Par ailleurs la terrible peste de 1720 qui fait environ 100000 victimes (Marseille y compris) sur une population d’environ 400000 habitants en Provence et qui tue 24 habitants de Venelles épargne la famille Eyguesier. Certes l’acte de décès du 29/10/1720 de François Peisson, le beau-père de Jean Eyguesier, précise : "à cause du soupçon de peste il n’a pas été enterré en terre bénite", mais la cause du décès n’est pas absolument certaine, de même que pour 4 autres cas, car il est précisé pour les 24 cas patents : "mort" ou "morte de peste".
Au XIXème siècle, la population de la commune se situe entre 700 et 800 âmes et l’agriculture reste toujours la principale activité des Venellois. Vers 1830, le comte de Villeneuve dans la Statistique des Bouches-du-Rhône présente les habitants de Venelles comme "uniquement occupés de travaux agricoles. Ces occupations les rendent peu communicatifs et peu désireux de savoir ce qui se passe autour d’eux ; mais ils vivent dans la plus grande union et leurs mœurs sont simples et régulières." écrit-il. S’il est exact que les Eyguesier sont encore des cultivateurs à cette époque, laissons à l’auteur la responsabilité de cette appréciation car la généalogie ne nous permet pas de trancher !
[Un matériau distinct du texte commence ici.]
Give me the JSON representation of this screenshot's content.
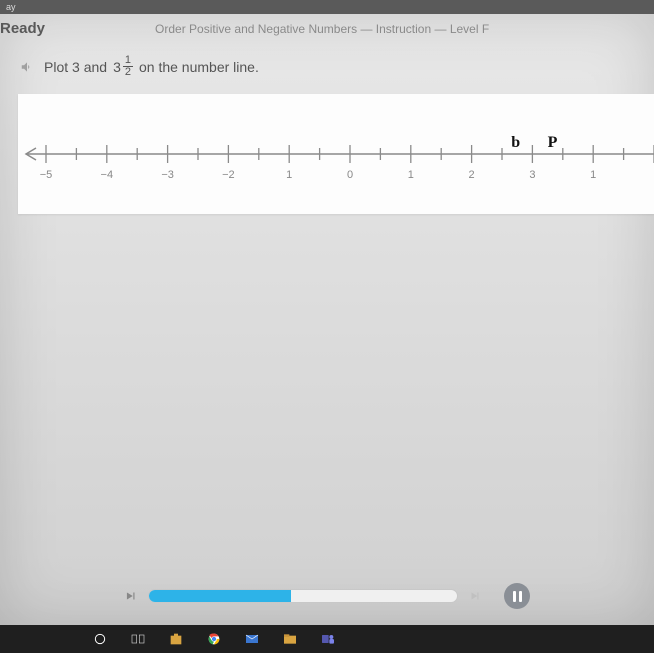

Le XXème siècle est porteur de grands bouleversements. Le tremblement de terre du 11/06/1909, s’il ne fait qu’une victime à Venelles sur 46 dans la zone sinistrée, occasionne cependant d’importants dégâts à l’église et aux maisons du village perché qui se reconstruit par la suite au pied de la butte autour de sa nouvelle église. La guerre de 1914-18 fait 16 tués, celle de 1939-45 en fait 4. Les Eyguesier de Venelles ont la chance d’être épargnés, ce qui n’est pas le cas à Vauvenargues de 3 frères de la même famille âgés respectivement de 33, 31 et 27 ans, Emmanuel Marius, Justin Eugène et Ermin Gabriel Eyguesier, descendants de Sauveur, qui ne reviendront jamais de la "Grande Guerre"… Par ailleurs les paysans abandonnent peu à peu les terres pour d’autres activités et nombre d’habitants quittent la commune. Venelles se dépeuple et ne compte plus que 512 âmes en 1931 et 621 en 1962. Mais la population connaît une croissance exponentielle à partir de cette date et atteint à ce jour près de 8000 personnes, suite au développement économique environnant et à l’attrait de l’habitat rural.
Au fil du temps et notamment au cours des XIXème et XXème siècles plusieurs Eyguesier de Venelles se sont dispersés vers Aix, Vauvenargues, Meyrargues, St-Cannat, Ventabren, Marseille et au-delà, mais une branche est restée aux Logissons et habite encore aujourd’hui sur les terres acquises par ses ancêtres il y a plus de 300 ans. Et en ce début du XXIème siècle la rue qui conduit à l’ancienne maison de famille se nomme "Impasse des Eyguesier", comme il existe à Aix dans le bourg St-Sauveur une autre "Impasse des Eyguesier" dans laquelle au Moyen Age nos aïeux de Puyloubier sont venus habiter il y a plus de 600 ans.
© Colette DIJOUX, descendante des EYGUESIER, 2005.